Messages clés pour la politique et la pratique
  • L'objectif de cette étude était de faire la lumière sur l'utilisation et l'usage prévu de l'IA au sein de l'administration publique et en particulier dans les municipalités norvégiennes.
  • L’application de l’IA au sein des municipalités norvégiennes est encore très limitée et récente. En pratique, les applications mises en œuvre le plus couramment au sein des municipalités norvégiennes sont les agents intelligents virtuels, les traducteurs en temps réel ainsi que l’automatisation des saisies et des demandes.
  • Les facteurs techniques et organisationnels constituent les principaux obstacles à la non-application de l’IA au sein du secteur public. La perception selon laquelle l’IA n’est pas importante pour l’administration ne représente pas, pour les répondants, le principal obstacle.
  • Pour les applications, les résultats montrent clairement que certains domaines d'utilisation de l'IA présentent un intérêt croissant pour les municipalités, à savoir : les chatbots, le traitement automatisé des demandes et des formulaires de candidatures ou les applications liées aux services de santé et de bien-être.

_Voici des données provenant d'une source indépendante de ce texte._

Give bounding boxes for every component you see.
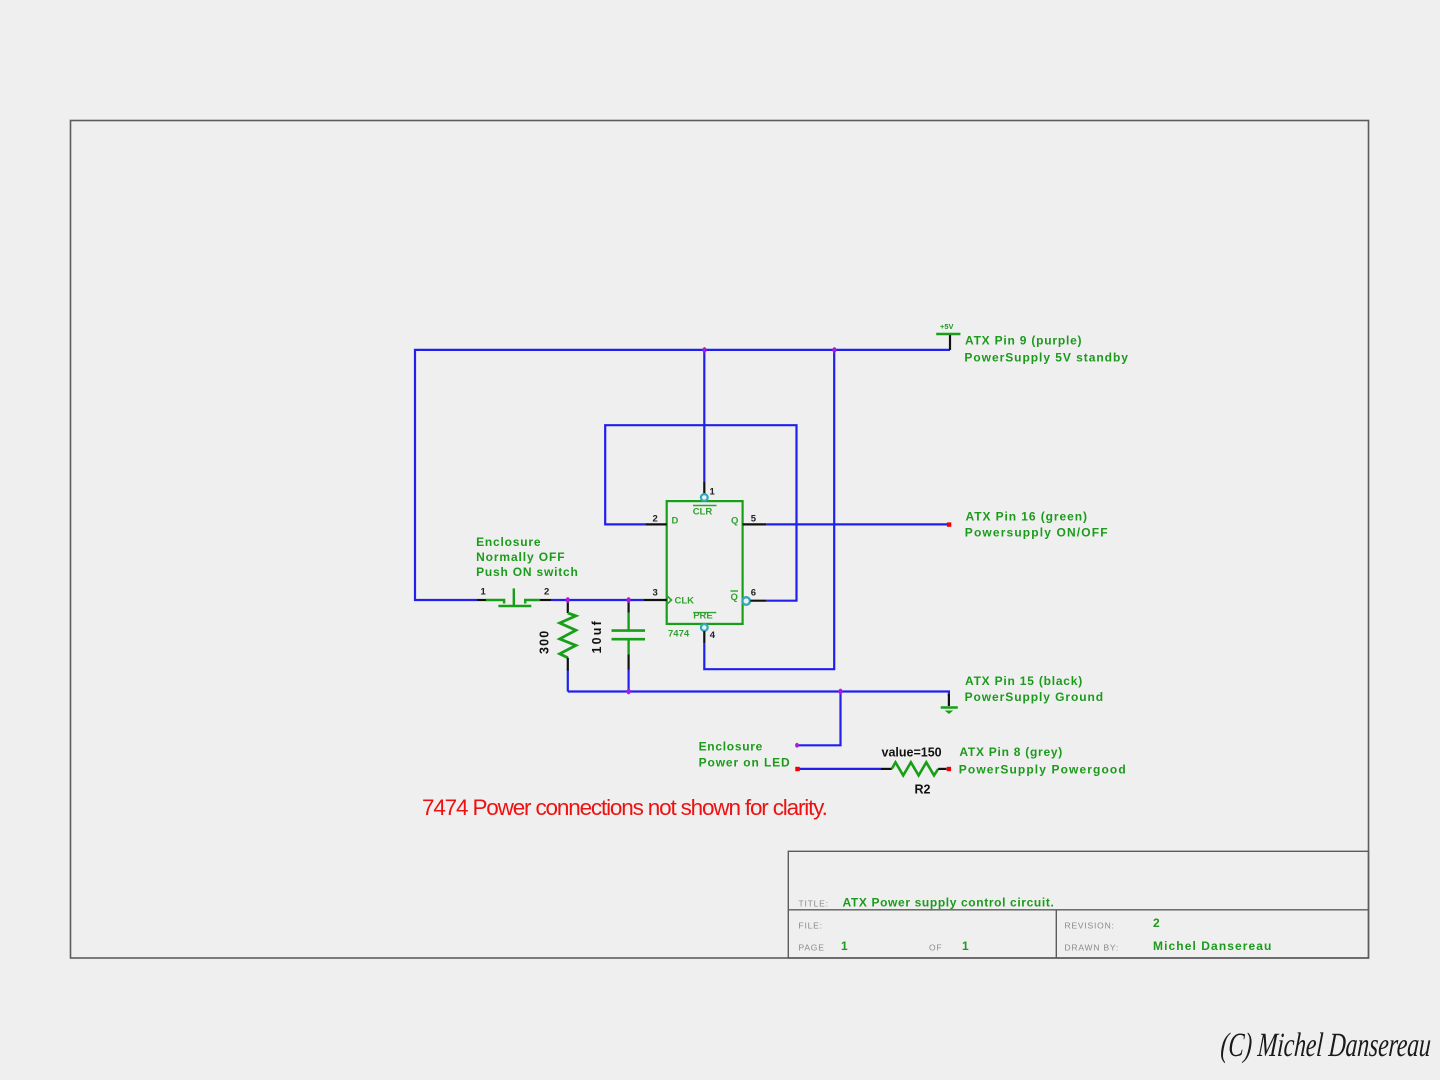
svg-text:OF: OF — [929, 943, 942, 953]
svg-text:ATX Power supply control circu: ATX Power supply control circuit. — [843, 896, 1055, 910]
resistor R1 zigzag — [560, 613, 576, 658]
wire switch pin 2 to CLK (pin 3) — [551, 599, 644, 601]
pin 6 lead — [750, 600, 766, 602]
svg-text:TITLE:: TITLE: — [799, 899, 829, 909]
wire CLR stub from top rail down to pin 1 — [703, 350, 705, 481]
svg-text:7474 Power connections not sho: 7474 Power connections not shown for cla… — [422, 795, 827, 820]
svg-text:CLR: CLR — [693, 506, 713, 517]
svg-text:2: 2 — [544, 587, 549, 598]
op: 7474 flip-flop U1 body — [667, 501, 743, 624]
power symbol +5V — [936, 333, 960, 335]
pin 3 lead (CLK) — [644, 599, 667, 601]
junction dot top rail / PRE loop — [832, 347, 836, 353]
wire +5V net: top rail, left drop and run to switch pin 1 — [415, 350, 950, 600]
svg-text:Enclosure: Enclosure — [476, 535, 541, 549]
junction dot ground net / capacitor — [627, 689, 631, 695]
title block divider horizontal — [788, 909, 1368, 911]
pin 2 lead (D) — [645, 523, 667, 525]
capacitor C1 bottom plate — [612, 638, 646, 641]
svg-text:ATX Pin 8 (grey): ATX Pin 8 (grey) — [959, 745, 1063, 759]
svg-text:ATX Pin 15 (black): ATX Pin 15 (black) — [965, 674, 1083, 688]
svg-text:Powersupply ON/OFF: Powersupply ON/OFF — [965, 525, 1109, 539]
svg-text:PAGE: PAGE — [799, 943, 825, 953]
svg-text:1: 1 — [841, 939, 848, 953]
wire resistor bottom elbow — [567, 670, 569, 692]
wire PRE loop: pin 4 down, right, and up to the top rail — [704, 350, 834, 669]
resistor R1 bottom lead — [567, 658, 569, 671]
svg-text:+5V: +5V — [940, 322, 954, 331]
pin 1 lead (CLR) — [703, 481, 705, 494]
svg-text:FILE:: FILE: — [799, 921, 823, 931]
svg-text:ATX Pin 16 (green): ATX Pin 16 (green) — [966, 510, 1088, 524]
pin 5 lead (Q) — [743, 523, 767, 525]
svg-text:1: 1 — [710, 487, 716, 498]
junction dot top rail / CLR stub — [702, 347, 706, 353]
drawing sheet frame — [71, 121, 1369, 959]
push switch S1: pin 1 lead — [477, 599, 487, 601]
svg-text:(C) Michel Dansereau: (C) Michel Dansereau — [1219, 1027, 1432, 1064]
svg-text:CLK: CLK — [675, 595, 695, 606]
push switch left contact — [486, 600, 504, 604]
svg-text:4: 4 — [710, 630, 716, 641]
ground symbol ATX pin 15 — [948, 694, 950, 706]
push switch pin 2 lead — [540, 599, 551, 601]
svg-text:Push ON switch: Push ON switch — [476, 565, 579, 579]
wire capacitor bottom elbow — [627, 669, 629, 692]
svg-text:Power on LED: Power on LED — [699, 756, 791, 770]
svg-text:Michel Dansereau: Michel Dansereau — [1153, 939, 1272, 953]
svg-text:300: 300 — [538, 630, 552, 654]
svg-text:7474: 7474 — [668, 629, 690, 640]
svg-text:Q: Q — [731, 592, 738, 603]
wire LED tap from ground net — [797, 692, 841, 746]
resistor R2: left lead — [881, 768, 892, 770]
capacitor C1 bottom lead — [627, 640, 629, 654]
resistor R2 right lead — [938, 768, 946, 770]
wire Q (pin 5) to ATX pin 16 — [766, 523, 949, 525]
wire ground net to ATX pin 15 — [568, 692, 949, 697]
svg-text:10uf: 10uf — [590, 619, 604, 654]
capacitor C1 10uf: top lead — [627, 600, 629, 613]
svg-text:DRAWN BY:: DRAWN BY: — [1065, 943, 1120, 953]
svg-text:R2: R2 — [915, 782, 931, 796]
svg-text:5: 5 — [751, 514, 757, 525]
push switch movable bar — [498, 605, 531, 608]
svg-text:6: 6 — [751, 588, 756, 599]
push switch right contact — [525, 600, 540, 604]
svg-text:ATX Pin 9 (purple): ATX Pin 9 (purple) — [965, 334, 1082, 348]
svg-text:value=150: value=150 — [882, 746, 942, 760]
svg-text:REVISION:: REVISION: — [1065, 921, 1115, 931]
junction dot switch row / resistor — [566, 597, 570, 603]
svg-text:Enclosure: Enclosure — [699, 740, 763, 754]
net end marker LED stub — [795, 743, 799, 748]
resistor R2 zigzag — [892, 762, 938, 775]
svg-text:D: D — [672, 515, 679, 526]
node ATX pin 16 terminal square — [947, 522, 951, 526]
CLK input chevron — [667, 596, 672, 605]
title block outer box — [788, 851, 1368, 958]
svg-text:PowerSupply Ground: PowerSupply Ground — [965, 690, 1104, 704]
svg-text:2: 2 — [1153, 916, 1160, 930]
resistor R1 300: top lead — [567, 600, 569, 613]
svg-text:1: 1 — [481, 587, 487, 598]
pin 6 bubble (Qbar) — [742, 597, 750, 605]
capacitor C1 top plate — [612, 629, 646, 632]
pin 4 lead — [703, 631, 705, 643]
svg-text:PowerSupply 5V standby: PowerSupply 5V standby — [964, 350, 1129, 364]
title block divider vertical — [1055, 910, 1057, 958]
pin 1 bubble — [701, 494, 708, 501]
wire LED row to R2 — [798, 768, 882, 770]
push switch actuator stem — [513, 588, 515, 606]
wire feedback loop from Qbar (pin 6) to D (pin 2) — [605, 425, 796, 601]
svg-text:Q: Q — [731, 515, 738, 526]
junction dot ground net / LED tap — [838, 689, 842, 695]
node ATX pin 8 terminal square — [947, 767, 951, 771]
svg-text:1: 1 — [962, 939, 969, 953]
node LED terminal square — [795, 767, 799, 771]
svg-text:3: 3 — [653, 588, 658, 599]
svg-text:PowerSupply Powergood: PowerSupply Powergood — [959, 763, 1127, 777]
svg-text:2: 2 — [653, 514, 658, 525]
junction dot switch row / capacitor — [627, 597, 631, 603]
svg-text:Normally OFF: Normally OFF — [476, 550, 565, 564]
pin 4 bubble (PRE) — [701, 624, 708, 631]
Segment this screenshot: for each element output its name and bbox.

Méthode et limites de la recherche
  • La collecte des données repose sur un questionnaire administré auprès des répondants au sein des municipalités norvégiennes. Les répondants pour cette enquête ont été les chefs de la division informatique, les responsables informatiques et les spécialistes des données. Au total, l’échantillon comprenait 83 répondants. Parmi ceux-ci, 46 ont complété entièrement le questionnaire, tandis que neuf questionnaires ont été partiellement complétés.
  • Pour analyser les données, les chercheurs ont utilisé les statistiques descriptives et effectué les tests-t d'échantillons appariés au moyen du logiciel SPSS.
  • Bien que cette étude ait utilisé un échantillon de municipalités norvégiennes, les chercheurs estiment qu’elle donne un aperçu des tendances qui peuvent s’appliquer à d’autres juridictions.
Financement de la recherche

Il n’y a pas d’information concernant le financement dans l’article.